Thorax. 2006 Aug;61(8):694-8. doi: 10.1136/thx.2005.056986. Epub 2006 May 2.
Paediatricians rely on cough descriptors to direct them to the level of investigations needed for a child presenting with chronic cough, yet there is a lack of published data to support this approach. A study was undertaken to evaluate (1) whether historical cough pointers can predict which children have a specific cause for their cough and (2) the usefulness of chest radiography and spirometry as standard investigations in children with chronic cough.
This was a prospective cohort study of children referred to a tertiary hospital with a cough lasting >3 weeks between June 2002 and July 2004. All included children completed a detailed history and examination using a standardised data collection sheet and followed a pathway of investigation until a diagnosis was made.
In 100 consecutively recruited children of median age 2.8 years, the best predictor of specific cough observed was a moist cough at the time of consultation with an odds ratio (OR) of 9.34 (95% CI 3.49 to 25.03).
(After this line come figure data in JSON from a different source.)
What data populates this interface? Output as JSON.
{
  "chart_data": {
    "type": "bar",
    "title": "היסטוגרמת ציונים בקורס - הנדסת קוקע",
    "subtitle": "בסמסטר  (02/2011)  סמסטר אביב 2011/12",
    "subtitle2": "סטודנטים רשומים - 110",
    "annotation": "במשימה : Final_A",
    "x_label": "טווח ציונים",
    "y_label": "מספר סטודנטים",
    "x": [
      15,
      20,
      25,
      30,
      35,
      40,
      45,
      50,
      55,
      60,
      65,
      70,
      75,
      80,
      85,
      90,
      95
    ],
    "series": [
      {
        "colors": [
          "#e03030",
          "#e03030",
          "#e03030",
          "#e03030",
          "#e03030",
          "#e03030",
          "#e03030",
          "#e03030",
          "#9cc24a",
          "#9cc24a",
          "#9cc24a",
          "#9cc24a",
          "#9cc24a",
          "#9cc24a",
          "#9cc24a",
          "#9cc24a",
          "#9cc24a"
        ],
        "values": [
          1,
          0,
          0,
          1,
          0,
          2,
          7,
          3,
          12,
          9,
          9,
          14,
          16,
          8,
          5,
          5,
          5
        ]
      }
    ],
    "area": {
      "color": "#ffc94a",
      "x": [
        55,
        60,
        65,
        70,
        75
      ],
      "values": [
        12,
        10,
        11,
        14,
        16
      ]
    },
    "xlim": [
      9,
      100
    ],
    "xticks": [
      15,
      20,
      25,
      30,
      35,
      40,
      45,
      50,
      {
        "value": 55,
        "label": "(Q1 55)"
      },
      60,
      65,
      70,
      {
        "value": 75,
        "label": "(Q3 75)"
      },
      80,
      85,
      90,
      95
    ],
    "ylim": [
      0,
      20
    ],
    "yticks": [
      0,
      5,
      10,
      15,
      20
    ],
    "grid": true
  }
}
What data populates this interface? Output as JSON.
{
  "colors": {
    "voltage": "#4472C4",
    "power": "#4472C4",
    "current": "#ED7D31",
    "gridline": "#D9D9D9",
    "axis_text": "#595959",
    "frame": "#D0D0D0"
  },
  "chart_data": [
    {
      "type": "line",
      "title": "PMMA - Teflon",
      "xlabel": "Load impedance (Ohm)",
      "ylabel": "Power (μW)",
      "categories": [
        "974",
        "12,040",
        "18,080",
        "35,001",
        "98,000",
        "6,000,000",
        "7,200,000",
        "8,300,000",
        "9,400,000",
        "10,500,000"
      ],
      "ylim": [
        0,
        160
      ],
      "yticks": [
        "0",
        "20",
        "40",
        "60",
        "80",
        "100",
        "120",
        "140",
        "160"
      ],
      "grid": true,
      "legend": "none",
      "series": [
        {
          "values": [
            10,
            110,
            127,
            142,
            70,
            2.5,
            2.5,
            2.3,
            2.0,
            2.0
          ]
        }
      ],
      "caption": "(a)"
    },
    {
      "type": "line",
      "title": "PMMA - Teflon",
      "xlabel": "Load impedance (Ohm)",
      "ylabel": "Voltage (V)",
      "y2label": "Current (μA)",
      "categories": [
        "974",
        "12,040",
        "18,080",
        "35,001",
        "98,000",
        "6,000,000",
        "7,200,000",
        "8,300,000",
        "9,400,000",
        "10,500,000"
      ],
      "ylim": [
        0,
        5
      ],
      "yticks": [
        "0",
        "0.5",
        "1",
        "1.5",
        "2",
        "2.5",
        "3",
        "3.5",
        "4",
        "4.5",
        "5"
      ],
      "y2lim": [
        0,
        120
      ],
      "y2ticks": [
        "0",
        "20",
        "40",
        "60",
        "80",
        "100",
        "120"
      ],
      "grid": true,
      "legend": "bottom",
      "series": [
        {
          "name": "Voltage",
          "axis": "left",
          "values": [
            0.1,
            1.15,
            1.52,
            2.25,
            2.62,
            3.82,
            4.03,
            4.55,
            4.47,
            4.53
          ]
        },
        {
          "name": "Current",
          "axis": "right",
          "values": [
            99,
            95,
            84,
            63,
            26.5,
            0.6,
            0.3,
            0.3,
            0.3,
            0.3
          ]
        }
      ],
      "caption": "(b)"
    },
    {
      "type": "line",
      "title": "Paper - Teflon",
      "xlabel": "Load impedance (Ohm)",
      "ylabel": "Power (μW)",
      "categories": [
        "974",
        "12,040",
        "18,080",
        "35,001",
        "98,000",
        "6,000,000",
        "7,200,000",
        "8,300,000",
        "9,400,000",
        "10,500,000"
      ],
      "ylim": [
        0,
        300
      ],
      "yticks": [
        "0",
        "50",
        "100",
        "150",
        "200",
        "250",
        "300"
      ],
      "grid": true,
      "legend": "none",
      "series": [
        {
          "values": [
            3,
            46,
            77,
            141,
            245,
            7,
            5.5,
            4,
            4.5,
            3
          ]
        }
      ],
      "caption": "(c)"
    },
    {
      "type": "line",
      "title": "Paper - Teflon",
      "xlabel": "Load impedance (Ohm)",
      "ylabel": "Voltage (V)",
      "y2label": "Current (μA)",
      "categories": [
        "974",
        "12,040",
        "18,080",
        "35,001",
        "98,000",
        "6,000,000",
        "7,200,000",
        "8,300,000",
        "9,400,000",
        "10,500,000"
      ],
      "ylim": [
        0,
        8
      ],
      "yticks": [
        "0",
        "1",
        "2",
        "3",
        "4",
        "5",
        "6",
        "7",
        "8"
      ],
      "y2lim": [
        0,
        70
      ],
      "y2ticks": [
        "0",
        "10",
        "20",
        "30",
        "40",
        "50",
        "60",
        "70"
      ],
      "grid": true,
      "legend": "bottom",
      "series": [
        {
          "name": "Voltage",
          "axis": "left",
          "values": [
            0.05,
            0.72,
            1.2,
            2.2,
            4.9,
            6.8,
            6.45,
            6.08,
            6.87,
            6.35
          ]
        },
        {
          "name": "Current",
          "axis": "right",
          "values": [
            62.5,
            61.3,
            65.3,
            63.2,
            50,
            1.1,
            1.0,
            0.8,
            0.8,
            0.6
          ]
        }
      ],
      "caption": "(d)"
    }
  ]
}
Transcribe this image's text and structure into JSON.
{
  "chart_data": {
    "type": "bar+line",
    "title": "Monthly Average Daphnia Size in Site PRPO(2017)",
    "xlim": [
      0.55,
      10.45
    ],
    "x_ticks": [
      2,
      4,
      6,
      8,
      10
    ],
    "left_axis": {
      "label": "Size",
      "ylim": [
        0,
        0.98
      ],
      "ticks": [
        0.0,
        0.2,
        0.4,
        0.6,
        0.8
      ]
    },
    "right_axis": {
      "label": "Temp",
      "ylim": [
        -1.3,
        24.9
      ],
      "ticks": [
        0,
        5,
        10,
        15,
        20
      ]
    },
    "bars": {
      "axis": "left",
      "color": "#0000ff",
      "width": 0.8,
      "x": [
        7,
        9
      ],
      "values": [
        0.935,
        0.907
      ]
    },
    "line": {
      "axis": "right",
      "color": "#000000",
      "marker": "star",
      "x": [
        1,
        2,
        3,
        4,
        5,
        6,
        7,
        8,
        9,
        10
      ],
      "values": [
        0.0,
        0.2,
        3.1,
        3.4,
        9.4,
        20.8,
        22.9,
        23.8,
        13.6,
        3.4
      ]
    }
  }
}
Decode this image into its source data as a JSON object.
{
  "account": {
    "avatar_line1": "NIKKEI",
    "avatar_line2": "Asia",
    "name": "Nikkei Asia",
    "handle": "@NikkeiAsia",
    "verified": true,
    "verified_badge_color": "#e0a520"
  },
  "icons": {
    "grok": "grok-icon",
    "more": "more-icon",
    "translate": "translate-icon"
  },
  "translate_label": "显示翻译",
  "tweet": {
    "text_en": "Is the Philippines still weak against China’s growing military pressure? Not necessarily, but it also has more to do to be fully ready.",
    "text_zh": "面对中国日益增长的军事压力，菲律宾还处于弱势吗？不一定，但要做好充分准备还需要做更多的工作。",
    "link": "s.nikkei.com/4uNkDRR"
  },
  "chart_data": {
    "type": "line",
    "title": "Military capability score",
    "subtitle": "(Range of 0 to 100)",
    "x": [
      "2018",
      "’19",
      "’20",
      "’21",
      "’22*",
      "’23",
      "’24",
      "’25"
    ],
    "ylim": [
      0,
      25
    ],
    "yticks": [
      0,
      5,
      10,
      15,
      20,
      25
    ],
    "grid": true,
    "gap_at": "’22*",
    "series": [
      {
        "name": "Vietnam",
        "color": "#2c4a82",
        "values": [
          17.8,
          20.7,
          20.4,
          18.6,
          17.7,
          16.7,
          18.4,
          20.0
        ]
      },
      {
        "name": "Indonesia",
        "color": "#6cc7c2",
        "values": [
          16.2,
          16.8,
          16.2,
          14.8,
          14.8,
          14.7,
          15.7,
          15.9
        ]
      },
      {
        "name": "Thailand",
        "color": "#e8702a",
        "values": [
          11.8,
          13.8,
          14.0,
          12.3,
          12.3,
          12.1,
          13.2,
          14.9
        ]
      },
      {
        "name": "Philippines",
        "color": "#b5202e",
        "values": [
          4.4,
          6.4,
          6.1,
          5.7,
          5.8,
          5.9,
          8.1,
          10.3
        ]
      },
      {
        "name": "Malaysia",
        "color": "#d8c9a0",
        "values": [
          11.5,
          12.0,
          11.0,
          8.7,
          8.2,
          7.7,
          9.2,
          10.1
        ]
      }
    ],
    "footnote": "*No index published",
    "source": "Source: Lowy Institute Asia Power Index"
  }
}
Chest examination or chest radiographic abnormalities were also predictive with OR 3.60 (95% CI 1.31 to 9.90) and 3.16 (95% CI 1.32 to 7.62), respectively. The most significant historical pointer for predicting a specific cause of the cough was a parental history of moist cough (sensitivity 96%, specificity 26%, positive predictive value 74%).
The most useful clinical marker in predicting specific cough is the presence of a daily moist cough. Both chest examination and chest radiographic abnormalities are also useful in predicting whether children have a specific cause of their cough.